Grissom made a little noise at the back of his throat, an involuntary sound before he clamped his teeth together and went back to bagging the shoes. As he tipped the left shoe into the bag, he said, "Just a moment."
Reaching carefully inside with gloved fingers, he tipped out a small bar of Ivory soap, still wrapped in its paper. He held it up for Ecklie and Judy to see.
"One bar of soap," Ecklie said with a lopsided sneer. "Guess he better not drop that, huh?"
Grissom stood, looking up into the taller man's eyes for a moment. Grissom's face was an expressionless mask.
"Judy," he said softly, "will you please excuse Conrad and I for a moment?" His eyes never left Ecklie as she moved to go, and even as Grissom slid the bar of soap into the bag, he continued to stare down Ecklie.
"Listen, Gil, I know this guy was a friend of yours, and I know how you feel about your team, but Stokes was a bad guy." He shook his head ruefully as though explaining something to a young child. "For Christ's sake, you don't get sealed Grand Jury indictments and conspiracy charges without a smoking gun, Gil!"
Grissom looked at him. "We haven't seen any evidence. We don't know what's going on, and have been ordered not to ask." Grissom blinked slowly. "No one's talking. But if you ever so much as imply that Nick Stokes is anything but a good CSI and a valuable friend to this department, you will be very, very sorry."
Ecklie puffed up a little, a bantam cock strutting, and looked sidelong at Grissom.
"Are you threatening me, Gil? Has it come to that?"
"No, Conrad. A threat would be, 'Everyone knows you suffer from chronic asthma, and that you wear contacts because your glasses look bad on TV. A little strychnine in your inhaler and you'd appear to be the victim of a massive asthma attack, except for the characteristic constriction of the pupils. A little tincture of belladonna in the contact lens solution will counteract that, and given your medical history, no one would even look for anything. I'd be amazed if they even bothered with a tox screen. And of course if they did, well I guess it would come here, where you have no end of helpful friends…' That would be a threat Conrad."
"You- you'd never dare, Grissom. I'm not afraid of you." His tone belied his words, and his high forehead glistened with sweat in the cool locker-room.
"Of course not. I'm not a criminal mastermind plotting the death of my boss. Let me call Judy back in, Conrad." Grissom's voice had never risen from its soft deliberate tone.
As he reached the door, he turned and took something from his pocket.
"Here, Conrad," Grissom said, tossing Ecklie a small white bottle. "Your contact solution. I'd recommend not leaving that lying around."
Grissom left to find Judy, and Ecklie watched him go, and then looked at the bottle in his hand. He could have sworn that his contact solution was on the shelf over his desk. He looked into the mirror on Stokes' locker door, and was turning his head from side to side examining his pupils when Judy and Grissom returned.

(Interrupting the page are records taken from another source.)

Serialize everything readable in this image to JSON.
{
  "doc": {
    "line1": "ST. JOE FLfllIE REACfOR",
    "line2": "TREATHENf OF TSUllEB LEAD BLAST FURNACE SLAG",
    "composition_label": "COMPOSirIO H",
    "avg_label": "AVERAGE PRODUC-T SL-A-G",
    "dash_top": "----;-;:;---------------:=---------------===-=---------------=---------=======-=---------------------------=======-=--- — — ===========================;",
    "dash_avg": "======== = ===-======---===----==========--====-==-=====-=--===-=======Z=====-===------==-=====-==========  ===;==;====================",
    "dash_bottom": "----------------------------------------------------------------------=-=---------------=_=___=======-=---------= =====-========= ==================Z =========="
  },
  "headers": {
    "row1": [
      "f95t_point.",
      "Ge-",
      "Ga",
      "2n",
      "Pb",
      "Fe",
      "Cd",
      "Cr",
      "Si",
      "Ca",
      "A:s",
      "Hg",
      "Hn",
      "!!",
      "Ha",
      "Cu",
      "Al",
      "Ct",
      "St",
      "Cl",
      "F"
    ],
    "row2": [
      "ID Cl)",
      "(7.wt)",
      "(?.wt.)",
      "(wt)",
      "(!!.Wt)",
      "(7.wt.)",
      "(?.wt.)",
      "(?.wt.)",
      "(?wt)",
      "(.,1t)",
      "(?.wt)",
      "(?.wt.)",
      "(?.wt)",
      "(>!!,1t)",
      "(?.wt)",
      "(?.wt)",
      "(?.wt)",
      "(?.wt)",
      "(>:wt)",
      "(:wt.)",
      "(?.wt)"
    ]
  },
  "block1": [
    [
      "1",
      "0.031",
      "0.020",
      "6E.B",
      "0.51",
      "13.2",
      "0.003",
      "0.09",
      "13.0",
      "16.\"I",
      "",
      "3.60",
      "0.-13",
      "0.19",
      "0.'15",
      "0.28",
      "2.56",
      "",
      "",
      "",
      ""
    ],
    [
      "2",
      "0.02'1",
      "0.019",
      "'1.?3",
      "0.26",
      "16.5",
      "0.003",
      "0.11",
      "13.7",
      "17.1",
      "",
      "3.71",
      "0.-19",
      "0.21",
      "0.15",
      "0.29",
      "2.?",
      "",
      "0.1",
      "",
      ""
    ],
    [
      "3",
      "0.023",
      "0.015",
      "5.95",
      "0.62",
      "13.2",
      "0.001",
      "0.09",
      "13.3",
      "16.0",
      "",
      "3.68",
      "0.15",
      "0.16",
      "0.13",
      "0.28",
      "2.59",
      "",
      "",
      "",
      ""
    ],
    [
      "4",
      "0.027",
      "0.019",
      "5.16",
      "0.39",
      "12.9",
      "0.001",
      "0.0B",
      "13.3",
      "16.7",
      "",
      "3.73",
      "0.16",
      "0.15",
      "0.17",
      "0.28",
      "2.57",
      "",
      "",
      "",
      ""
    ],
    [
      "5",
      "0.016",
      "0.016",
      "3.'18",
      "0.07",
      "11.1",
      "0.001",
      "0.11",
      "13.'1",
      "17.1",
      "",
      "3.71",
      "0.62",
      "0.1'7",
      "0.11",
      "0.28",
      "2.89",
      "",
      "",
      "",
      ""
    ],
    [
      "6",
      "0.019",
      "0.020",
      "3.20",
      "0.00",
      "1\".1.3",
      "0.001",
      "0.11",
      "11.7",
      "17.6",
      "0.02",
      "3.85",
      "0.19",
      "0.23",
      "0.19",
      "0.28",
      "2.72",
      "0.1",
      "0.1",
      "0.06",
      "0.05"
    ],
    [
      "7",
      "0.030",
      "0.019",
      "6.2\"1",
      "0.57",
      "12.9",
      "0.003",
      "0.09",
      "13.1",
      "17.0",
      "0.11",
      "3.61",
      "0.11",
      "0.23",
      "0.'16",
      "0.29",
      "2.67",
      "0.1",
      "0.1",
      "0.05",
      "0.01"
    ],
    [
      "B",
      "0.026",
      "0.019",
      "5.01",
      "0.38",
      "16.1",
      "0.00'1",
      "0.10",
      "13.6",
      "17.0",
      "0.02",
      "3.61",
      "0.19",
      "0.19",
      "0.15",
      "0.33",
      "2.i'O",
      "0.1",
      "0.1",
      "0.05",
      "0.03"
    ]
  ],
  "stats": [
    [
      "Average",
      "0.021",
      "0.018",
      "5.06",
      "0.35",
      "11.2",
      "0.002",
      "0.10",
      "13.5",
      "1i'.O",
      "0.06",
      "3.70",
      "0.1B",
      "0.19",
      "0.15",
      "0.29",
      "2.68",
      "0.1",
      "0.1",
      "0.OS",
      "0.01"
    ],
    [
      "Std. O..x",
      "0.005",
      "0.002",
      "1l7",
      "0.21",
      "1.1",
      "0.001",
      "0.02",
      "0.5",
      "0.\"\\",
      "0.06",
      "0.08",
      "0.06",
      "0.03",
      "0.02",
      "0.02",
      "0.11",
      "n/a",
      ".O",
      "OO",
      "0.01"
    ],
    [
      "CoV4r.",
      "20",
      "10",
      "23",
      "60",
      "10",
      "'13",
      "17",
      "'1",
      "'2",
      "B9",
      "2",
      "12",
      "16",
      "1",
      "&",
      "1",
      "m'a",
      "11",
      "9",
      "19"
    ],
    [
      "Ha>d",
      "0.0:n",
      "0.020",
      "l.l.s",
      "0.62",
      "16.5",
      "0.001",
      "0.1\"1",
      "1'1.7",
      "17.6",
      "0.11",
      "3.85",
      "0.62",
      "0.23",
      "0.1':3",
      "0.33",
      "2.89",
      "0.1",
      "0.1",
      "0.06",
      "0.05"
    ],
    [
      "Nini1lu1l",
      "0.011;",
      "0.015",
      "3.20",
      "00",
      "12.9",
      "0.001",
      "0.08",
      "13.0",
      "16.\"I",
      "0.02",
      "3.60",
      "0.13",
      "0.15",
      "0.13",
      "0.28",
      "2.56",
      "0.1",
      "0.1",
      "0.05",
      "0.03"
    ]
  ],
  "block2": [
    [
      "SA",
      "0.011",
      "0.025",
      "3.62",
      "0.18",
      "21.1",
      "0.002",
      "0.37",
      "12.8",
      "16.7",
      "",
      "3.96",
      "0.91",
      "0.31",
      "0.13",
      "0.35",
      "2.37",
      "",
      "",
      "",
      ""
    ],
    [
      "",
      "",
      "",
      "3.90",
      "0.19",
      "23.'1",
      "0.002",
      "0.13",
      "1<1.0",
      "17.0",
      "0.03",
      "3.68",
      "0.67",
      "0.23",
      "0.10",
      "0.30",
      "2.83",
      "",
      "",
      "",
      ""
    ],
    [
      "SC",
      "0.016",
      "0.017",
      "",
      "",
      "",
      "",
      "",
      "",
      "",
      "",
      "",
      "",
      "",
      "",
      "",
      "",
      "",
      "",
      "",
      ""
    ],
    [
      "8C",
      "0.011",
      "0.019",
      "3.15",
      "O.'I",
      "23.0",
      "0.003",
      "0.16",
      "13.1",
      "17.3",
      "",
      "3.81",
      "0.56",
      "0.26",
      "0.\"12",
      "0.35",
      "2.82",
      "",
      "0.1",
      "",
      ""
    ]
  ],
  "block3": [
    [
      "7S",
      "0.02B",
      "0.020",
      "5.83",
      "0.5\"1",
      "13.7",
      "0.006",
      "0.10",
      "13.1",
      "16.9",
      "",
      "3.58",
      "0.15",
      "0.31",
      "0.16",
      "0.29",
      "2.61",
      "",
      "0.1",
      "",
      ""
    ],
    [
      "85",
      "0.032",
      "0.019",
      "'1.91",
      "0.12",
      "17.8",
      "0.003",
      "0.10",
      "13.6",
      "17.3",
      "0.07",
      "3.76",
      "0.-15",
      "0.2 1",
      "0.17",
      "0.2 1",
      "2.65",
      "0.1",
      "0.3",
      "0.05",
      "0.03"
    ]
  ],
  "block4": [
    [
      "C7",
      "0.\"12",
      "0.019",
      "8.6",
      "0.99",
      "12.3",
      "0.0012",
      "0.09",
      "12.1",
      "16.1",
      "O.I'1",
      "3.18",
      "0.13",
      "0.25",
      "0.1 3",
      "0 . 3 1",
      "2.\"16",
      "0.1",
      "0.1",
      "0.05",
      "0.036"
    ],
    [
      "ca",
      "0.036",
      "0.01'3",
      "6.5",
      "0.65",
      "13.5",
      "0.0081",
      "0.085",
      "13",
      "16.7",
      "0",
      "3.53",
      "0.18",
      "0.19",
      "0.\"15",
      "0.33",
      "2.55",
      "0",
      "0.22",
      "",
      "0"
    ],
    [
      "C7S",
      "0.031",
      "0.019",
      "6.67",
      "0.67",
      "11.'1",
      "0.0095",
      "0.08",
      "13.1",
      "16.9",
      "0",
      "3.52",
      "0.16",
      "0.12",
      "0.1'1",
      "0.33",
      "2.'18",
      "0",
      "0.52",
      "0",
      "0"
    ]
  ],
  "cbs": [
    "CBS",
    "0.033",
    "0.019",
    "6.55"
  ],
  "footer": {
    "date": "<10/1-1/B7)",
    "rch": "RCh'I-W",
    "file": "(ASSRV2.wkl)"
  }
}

"Are you okay sir?" Judy asked, getting out her clipboard again.
"Fine, fine." Ecklie tried to resume his slightly bored posture from earlier, but it was a brittle façade. He looked down and almost jumped when he realized he still had the white bottle of contact lens solution in his hand. He dropped it into the trash, and turned to see Grissom watching him with a Cheshire grin.
"Let's get this over with," Ecklie blustered. "I have work to do."